Tuesday, February 23, 2016

Overcoming the Monster

I remember my 10th grade history teacher, Mr. Olscamp, shrieking in a high pitch fitting for a role in MacBeth, "Those who do not know their history are bound to repeat it".

He was referring to the similar errors in judgement of Adolf Hitler and Napoleon Bonaparte.

The english word "history", is lent from latin with origins from the Greek word historia, which meant finding out or narrative.

The word story is a derivative of the word history or its predecessor historia.

The word story also comes from historia.
A story is a narrative on a sequence of events, whether real or fantasy.
History supposedly recounts only actual events.

Yet when we break it right down, history is nothing more than a series of stories. Are they factual or fantasy? Unless you were there, you can't be entirely sure.
Napoleon is credited with saying, "History is written by the winners of war".

What I have witnessed is that stories repeat.

They are told with different characters, different events, different locations. But there are only seven basic plots to any story. Everything else is a derivative of the seven plots.

Imagine a character who is utter evil. One who takes no prisoners. A killer. No love interests. No emotion.  The evil mission is the only thing that drives him. There is no internal struggle. He kills. He's mechanical, not maniacal. He will terrorize until he is destroyed or he completes his mission.

Who is the character?
Terminator (the first movie)
Darth Vader (Star Wars)
Drago (Rocky IV)
The shark (Jaws)
Voldemort (Harry Potter)
Jason (Friday the 13th)
Michael Myers (Halloween)
Bane (Batman)
Grendel and Grendel's mother (Beowulf)

These movies all recount the same plot. It's called "Overcoming the Monster".

Each story starts with a menacing introduction to the villain. The reader is afraid of him/her.
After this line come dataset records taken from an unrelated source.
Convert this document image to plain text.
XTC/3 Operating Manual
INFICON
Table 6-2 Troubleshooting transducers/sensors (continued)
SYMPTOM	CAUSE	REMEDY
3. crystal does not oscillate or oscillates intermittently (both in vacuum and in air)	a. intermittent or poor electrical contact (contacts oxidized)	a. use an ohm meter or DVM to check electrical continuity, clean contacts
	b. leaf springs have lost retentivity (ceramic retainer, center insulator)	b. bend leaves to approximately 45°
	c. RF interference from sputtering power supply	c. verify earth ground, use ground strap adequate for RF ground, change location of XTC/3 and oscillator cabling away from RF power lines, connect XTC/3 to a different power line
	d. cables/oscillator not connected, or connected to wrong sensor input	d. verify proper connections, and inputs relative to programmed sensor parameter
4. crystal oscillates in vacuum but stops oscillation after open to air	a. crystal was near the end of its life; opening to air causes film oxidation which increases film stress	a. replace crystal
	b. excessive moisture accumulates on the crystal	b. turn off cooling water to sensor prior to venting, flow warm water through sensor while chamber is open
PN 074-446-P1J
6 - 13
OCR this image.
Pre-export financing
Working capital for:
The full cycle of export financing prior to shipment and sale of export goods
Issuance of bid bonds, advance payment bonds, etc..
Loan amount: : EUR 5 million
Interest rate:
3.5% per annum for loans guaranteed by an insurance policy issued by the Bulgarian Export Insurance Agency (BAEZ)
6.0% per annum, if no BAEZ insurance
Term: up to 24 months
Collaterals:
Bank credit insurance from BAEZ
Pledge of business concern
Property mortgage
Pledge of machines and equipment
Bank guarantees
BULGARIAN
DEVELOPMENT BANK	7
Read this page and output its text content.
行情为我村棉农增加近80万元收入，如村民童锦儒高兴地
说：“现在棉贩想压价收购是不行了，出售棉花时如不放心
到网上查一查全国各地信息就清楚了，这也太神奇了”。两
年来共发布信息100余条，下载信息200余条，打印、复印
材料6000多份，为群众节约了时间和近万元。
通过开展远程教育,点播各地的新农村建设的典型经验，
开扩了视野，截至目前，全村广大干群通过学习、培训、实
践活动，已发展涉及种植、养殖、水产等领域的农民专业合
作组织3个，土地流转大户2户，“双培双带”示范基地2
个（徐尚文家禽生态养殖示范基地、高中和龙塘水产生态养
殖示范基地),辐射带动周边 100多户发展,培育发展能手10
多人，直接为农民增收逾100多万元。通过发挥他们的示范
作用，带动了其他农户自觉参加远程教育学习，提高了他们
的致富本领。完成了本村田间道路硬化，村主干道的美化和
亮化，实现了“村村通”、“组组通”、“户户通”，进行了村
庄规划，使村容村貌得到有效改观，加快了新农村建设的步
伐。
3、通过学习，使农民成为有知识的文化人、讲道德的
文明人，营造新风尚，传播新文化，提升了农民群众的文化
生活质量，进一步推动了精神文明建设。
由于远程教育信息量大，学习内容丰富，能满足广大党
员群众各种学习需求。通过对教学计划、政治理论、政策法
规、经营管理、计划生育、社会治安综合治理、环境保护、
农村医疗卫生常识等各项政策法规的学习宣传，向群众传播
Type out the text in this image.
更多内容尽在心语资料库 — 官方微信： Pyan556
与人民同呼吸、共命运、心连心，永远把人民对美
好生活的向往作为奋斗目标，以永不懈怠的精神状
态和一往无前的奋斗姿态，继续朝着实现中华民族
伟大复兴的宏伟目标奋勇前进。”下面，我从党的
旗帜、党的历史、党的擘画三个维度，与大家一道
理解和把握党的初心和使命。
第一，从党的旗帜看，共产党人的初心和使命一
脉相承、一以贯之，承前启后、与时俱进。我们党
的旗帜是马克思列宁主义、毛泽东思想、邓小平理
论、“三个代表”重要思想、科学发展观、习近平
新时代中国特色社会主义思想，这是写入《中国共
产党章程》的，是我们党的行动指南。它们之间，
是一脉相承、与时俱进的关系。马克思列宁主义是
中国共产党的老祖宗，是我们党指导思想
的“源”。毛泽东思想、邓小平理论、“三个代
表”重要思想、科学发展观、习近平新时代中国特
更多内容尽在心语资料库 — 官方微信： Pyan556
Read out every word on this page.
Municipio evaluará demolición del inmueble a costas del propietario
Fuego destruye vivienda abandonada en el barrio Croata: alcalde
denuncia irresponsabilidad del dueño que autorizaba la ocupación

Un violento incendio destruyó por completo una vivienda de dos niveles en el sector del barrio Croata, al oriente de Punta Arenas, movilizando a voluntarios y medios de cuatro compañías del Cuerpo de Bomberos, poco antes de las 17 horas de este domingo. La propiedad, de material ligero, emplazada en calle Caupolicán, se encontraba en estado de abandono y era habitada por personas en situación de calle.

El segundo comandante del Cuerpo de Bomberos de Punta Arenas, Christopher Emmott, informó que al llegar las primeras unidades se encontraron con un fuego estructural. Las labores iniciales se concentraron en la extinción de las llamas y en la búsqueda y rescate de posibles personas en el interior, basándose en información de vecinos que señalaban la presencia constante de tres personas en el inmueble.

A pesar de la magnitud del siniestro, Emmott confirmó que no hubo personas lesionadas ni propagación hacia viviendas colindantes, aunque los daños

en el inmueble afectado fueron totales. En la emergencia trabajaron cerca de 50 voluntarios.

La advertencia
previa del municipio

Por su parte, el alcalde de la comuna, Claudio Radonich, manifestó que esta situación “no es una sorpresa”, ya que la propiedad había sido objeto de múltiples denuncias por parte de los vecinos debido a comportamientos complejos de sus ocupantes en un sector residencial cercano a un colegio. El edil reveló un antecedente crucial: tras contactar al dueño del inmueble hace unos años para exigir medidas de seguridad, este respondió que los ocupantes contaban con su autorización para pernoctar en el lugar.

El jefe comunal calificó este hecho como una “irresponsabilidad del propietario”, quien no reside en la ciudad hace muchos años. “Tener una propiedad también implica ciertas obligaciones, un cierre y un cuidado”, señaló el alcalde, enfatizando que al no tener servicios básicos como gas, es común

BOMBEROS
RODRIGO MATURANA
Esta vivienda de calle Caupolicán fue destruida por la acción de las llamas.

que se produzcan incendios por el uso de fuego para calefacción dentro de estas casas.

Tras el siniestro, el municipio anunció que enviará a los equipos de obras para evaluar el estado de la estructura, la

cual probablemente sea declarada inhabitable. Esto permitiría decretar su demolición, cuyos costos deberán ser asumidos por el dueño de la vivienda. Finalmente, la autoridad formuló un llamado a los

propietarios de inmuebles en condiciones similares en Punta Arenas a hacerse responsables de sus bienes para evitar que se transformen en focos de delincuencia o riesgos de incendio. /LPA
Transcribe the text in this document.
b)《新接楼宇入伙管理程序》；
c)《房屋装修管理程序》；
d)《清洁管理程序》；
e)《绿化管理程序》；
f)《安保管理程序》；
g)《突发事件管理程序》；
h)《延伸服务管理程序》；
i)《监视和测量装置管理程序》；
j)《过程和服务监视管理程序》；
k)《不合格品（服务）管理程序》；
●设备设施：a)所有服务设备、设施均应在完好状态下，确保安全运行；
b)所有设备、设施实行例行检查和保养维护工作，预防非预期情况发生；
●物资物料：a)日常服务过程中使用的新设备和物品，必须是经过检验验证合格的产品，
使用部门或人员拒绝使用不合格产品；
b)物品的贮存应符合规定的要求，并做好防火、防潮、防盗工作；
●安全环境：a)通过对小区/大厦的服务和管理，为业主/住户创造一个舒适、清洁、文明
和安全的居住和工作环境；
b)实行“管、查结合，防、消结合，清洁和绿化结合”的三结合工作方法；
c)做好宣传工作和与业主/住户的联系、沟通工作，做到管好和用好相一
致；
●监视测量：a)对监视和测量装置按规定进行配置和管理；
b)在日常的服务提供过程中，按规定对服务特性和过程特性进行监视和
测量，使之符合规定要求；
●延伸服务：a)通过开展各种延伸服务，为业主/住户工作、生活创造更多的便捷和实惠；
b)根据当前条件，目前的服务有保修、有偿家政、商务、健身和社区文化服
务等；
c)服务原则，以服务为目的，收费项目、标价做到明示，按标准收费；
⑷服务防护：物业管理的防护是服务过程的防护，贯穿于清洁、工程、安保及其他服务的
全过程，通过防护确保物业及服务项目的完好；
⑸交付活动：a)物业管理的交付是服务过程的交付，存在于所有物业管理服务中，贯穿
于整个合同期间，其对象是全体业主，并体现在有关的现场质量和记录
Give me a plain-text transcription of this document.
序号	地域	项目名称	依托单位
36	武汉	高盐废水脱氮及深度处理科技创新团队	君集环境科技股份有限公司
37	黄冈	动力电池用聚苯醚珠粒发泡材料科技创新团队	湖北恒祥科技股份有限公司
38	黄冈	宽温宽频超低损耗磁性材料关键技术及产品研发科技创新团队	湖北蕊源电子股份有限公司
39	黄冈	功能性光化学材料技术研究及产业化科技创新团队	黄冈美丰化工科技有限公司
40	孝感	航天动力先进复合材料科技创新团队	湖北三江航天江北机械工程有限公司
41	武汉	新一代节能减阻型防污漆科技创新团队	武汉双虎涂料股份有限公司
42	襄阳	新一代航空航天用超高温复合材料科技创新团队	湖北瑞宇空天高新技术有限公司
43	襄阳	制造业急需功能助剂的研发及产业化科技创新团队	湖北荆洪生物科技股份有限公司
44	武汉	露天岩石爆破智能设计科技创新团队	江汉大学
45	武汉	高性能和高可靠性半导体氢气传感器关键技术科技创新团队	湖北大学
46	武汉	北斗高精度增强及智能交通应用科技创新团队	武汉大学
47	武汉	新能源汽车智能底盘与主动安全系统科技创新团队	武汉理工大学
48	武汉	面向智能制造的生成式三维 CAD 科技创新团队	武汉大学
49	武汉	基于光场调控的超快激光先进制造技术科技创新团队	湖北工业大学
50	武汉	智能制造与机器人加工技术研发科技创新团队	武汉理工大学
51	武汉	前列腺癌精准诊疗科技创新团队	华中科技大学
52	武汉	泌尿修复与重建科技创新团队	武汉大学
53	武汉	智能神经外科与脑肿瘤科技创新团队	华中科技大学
He is introduced to the hero and the rest of the storyline details how the hero fights an epic battle until he defeats the villain.

History repeats. The stories change based on the narrator. But in reality, they are all similar in plot.

The stories are simply repeating. They tell the same story with a super villian and someone who is challenged to defeat the super villain.

In real life, we see real life monsters in "characters" like Adolf Hitler, Joseph Stalin, Saddam Hussein, Osama Bin Laden.

Has anything really ever changed? Or do we just like a good Monster story.